Миры хоть и были автономными, не сообщающимися, но все равно походили один на другой: старость.
Сергей подумал о том, какая ж тогда тишина должна стоять в ушах у этой полуглухой старухи. Ее глухота, ее старость — как убежище в убежище.
Могильная…
Явились два санитара, молодые, но запущенные, явно пьющие. Один из них, с изумлением заметил Сергей, немой. Во компания: прямо как нарочно их подобрали, можно подумать, кто-то, формируя ночную бригаду, задался целью не оставить входящему сюда, съезжающему на грохочущей каталке, никаких надежд на выход. Служители Тартара.
Переодел больную в казенное барахло, неумело, неуклюже, смущаясь находившихся в комнате чужих людей, хотя они, особенно старушка, не обращали на него никакого внимания. Больная тоже, чувствовалось, стеснялась. Ее била дрожь: в этом каземате довольно прохладно, и процедура переодевания вышла особенно жалкой и неловкой.

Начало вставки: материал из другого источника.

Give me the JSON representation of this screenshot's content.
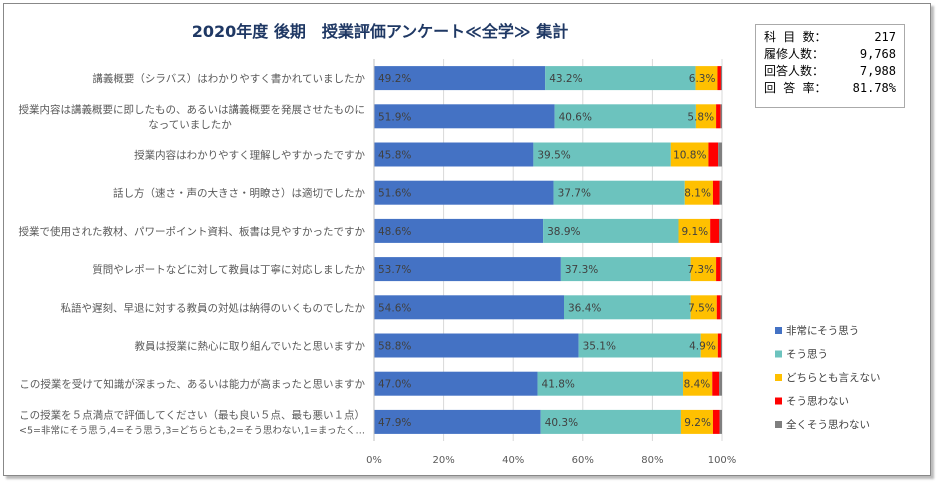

Сергей спросил у старушки: не может ли он проследовать за больной в палату? Та ничего не ответила, занимаясь своими бесшумными и незаметными делами. Сергей повторил вопрос громче. Ощутил, как выжидательно напряглась тещина рука — та поняла, о чем речь.

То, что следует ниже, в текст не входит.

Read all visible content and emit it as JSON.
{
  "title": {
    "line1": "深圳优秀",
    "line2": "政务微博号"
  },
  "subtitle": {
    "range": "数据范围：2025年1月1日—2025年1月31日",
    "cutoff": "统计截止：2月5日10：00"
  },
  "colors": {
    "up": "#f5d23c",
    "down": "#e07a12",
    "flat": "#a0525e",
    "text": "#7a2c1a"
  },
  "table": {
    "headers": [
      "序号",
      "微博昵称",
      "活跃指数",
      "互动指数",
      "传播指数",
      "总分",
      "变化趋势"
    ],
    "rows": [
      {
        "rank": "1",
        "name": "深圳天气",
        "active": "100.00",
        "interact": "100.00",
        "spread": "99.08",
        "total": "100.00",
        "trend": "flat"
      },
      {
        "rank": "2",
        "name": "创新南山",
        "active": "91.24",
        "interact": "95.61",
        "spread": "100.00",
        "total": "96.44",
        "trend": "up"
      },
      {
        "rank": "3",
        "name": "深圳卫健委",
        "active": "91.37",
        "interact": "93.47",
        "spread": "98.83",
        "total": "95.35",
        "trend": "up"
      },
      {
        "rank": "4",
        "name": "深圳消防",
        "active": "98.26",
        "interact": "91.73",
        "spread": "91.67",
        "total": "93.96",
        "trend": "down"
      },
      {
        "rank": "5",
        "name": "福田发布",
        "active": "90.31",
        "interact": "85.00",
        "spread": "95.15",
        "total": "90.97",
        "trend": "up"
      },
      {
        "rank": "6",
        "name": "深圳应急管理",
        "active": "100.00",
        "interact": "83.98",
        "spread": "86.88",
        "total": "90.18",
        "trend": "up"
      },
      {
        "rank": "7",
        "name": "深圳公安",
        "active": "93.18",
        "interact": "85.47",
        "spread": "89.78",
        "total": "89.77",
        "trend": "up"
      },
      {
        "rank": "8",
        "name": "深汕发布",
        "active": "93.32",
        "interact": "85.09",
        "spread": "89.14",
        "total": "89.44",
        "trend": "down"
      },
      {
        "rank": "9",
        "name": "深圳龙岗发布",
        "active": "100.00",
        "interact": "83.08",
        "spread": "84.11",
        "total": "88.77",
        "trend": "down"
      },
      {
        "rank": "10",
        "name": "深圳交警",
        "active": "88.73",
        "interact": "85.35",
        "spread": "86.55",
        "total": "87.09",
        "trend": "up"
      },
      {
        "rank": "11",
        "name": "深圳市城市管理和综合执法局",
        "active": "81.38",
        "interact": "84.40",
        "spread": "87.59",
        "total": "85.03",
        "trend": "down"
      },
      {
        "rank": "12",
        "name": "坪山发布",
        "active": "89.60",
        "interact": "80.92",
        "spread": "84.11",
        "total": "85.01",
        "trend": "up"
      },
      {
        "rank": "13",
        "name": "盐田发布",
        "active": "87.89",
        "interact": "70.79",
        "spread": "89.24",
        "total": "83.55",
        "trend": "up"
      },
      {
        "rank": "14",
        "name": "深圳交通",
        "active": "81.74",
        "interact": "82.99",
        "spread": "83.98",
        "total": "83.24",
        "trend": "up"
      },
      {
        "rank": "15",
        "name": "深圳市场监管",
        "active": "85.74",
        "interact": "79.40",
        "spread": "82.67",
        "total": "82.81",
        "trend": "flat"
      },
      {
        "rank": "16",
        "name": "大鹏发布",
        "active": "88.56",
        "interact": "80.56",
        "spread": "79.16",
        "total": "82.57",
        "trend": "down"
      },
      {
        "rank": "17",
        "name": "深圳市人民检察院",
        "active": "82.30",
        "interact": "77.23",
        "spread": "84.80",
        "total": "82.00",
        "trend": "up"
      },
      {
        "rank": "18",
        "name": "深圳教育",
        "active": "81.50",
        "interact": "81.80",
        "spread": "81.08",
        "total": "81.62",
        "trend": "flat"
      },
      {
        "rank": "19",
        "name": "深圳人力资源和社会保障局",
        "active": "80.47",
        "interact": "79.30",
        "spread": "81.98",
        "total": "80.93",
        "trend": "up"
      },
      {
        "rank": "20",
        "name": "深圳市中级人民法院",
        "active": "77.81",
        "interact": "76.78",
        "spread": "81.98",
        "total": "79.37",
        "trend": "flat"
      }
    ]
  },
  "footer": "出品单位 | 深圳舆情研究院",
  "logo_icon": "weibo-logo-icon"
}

Старушенция оторвала голову от своих бумаг, будто очнулась от бюрократических сновидений, взглянула блеклыми — тоже два выпавших осадка тишины — глазами на него, на его замершую тещу, подумала и слабо покачала головой.
— Там женская палата, — сказала тем обезличенным, хотя и громким голосом, каким говорят глухие.
Пожалуй, будь она помоложе или будь помоложе больная, которую привез Сергей, старуха не была бы так безучастна, и вполне возможно, что даже разрешила б ему подняться в палату, а там, возможно, ему и позволили бы остаться на ночь. Но старуха и сама была уже у роковой черты, и страх перед последним часом, и даже, похоже, равнодушие к нему, словом, она уже неспособна была (вышел, истощился горючий материал) на жалость к своей же товарке и вверила ее своим безразличным подручным по Тартару так, как если бы они и впрямь катили перед собой не каталку, а катафалк.
Немой, пожалуй, катил даже с некоторым мстительным, мстительно-равнодушным удовлетворением.
Сергей связал тещины вещи в узелок и медленно побрел вон.
На его «до свидания» старуха никак не отреагировала, даже голову не подняла от бумажек. Приход-расход…
В лабиринте этих казематов — корпусов в больнице чертова дюжина, а подземные ходы, вероятно, общие — немудрено и заблудиться, хотя они и были залиты ярким, ровным, бесстрастным светом. Сергей шкурой чувствовал обступивший его агрессивный холод и невольно прибавил шагу.
Дал деру.
Вот наконец и обитая жестью дверь. С облегчением увидел, что она, кажется, не заперта.
Вышел на улицу. Постоял. Шел снег. Разлапые плоские хлопья вначале летели на землю, на асфальт, а затем, подхваченные каким-то восходящим потоком, снова взмывали вверх, парили, порхали, роились, двигались то по касательной, то вообще наискось, наперерез основной массе, приближая процесс снегопада к хитроумному искусству ковроткачества. Тихо. Пусто. Слепо. Второй или третий час ночи. Правда, и тишина, пустота совсем другие. Движущиеся, пульсирующие, объемные. Живые. Ток дремлющего рядом города, ток снега — тоже как ток усталой крови.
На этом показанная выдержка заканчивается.